A mother and her daughter are the faces of the first living-donor liver transplant among adults to be performed in Costa Rica, reported the Costa Rican Social Security Fund (CCSS). JeannetLoría is the mother who received part of the organ from her daughter Bianca Oviedo. Last Friday, the CCSS celebrated the success of the surgery, which was performed on April 11th, 2023.
“I want to invite people to donate, we are a living example of what the Calderón Guardia staff is capable of”, expressed Loría. “If you knew what an excellent mother she is, you would see how easy it was to get rid of a part of me to have more time with us”, Oviedo said through tears.
At the end of the first month of the surgery, both are in good health; of course, they keep on following protocols and medical checkups. The survival of patients after 1 year of transplantation, at Hospital Calderón Guardia, is 85%; and mortality, 30 days later, is 8%.
About the surgery
According to the authorities, the surgery took more than 19 hours and 42 people participated, all of them trained in South Korea, specifically at the Asam Medical Center hospital. “This procedure is a milestone in medicine in our country. We are going to continue developing it for the patients who need it”, commented TacianoLemos, director of the HCG.

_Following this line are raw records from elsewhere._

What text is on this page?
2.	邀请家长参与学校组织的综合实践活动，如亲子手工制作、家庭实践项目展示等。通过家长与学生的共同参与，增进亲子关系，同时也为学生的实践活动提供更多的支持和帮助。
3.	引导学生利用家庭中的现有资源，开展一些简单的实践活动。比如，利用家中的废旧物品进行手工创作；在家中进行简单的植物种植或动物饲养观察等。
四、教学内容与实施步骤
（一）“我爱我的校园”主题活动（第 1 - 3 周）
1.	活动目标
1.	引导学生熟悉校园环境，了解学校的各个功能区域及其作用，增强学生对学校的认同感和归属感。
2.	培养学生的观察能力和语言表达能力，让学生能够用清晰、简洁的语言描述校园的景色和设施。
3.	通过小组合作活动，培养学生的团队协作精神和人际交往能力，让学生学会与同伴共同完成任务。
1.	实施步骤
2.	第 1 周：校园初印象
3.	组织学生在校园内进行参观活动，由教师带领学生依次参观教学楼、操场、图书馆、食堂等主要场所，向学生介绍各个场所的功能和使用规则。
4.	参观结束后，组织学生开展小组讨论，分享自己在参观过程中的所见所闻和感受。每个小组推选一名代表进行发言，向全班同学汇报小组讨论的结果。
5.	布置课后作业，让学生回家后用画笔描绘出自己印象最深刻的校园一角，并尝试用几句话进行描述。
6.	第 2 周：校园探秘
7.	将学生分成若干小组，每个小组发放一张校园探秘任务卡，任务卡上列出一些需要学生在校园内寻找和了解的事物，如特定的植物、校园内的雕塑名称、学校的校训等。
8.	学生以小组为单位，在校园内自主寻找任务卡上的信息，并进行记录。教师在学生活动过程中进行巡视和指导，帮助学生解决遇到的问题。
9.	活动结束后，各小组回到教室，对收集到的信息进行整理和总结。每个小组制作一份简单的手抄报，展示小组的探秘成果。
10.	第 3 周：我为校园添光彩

According to Vanessa López, a specialist doctor, this operation is highly complex, since it is carried out in 2 surgery rooms at the same time. “Removing a portion of the donor’s liver can take approximately 8 hours. All provisions must be made so that the extracted piece remains viable and then be placed”, he indicated. “Meanwhile, after extracting the liver from the recipient patient, the cavity is carefully prepared, making it ready to receive the new organ”, explained the specialist.
Once the transplant begins, the vascular, biliary, arterial, and vein endings must be connected using specialized equipment and highly complex surgery. This is done so that the liver can properly irrigate the blood. In addition, the liver has the ability to grow or regenerate again after being transplanted.
These types of procedures are not alien to Costa Rica. In fact, in 1999 a pediatric living donor liver transplant was performed at the National Children’s Hospital. It was performed with the support of surgeons from Kyoto University, in Japan.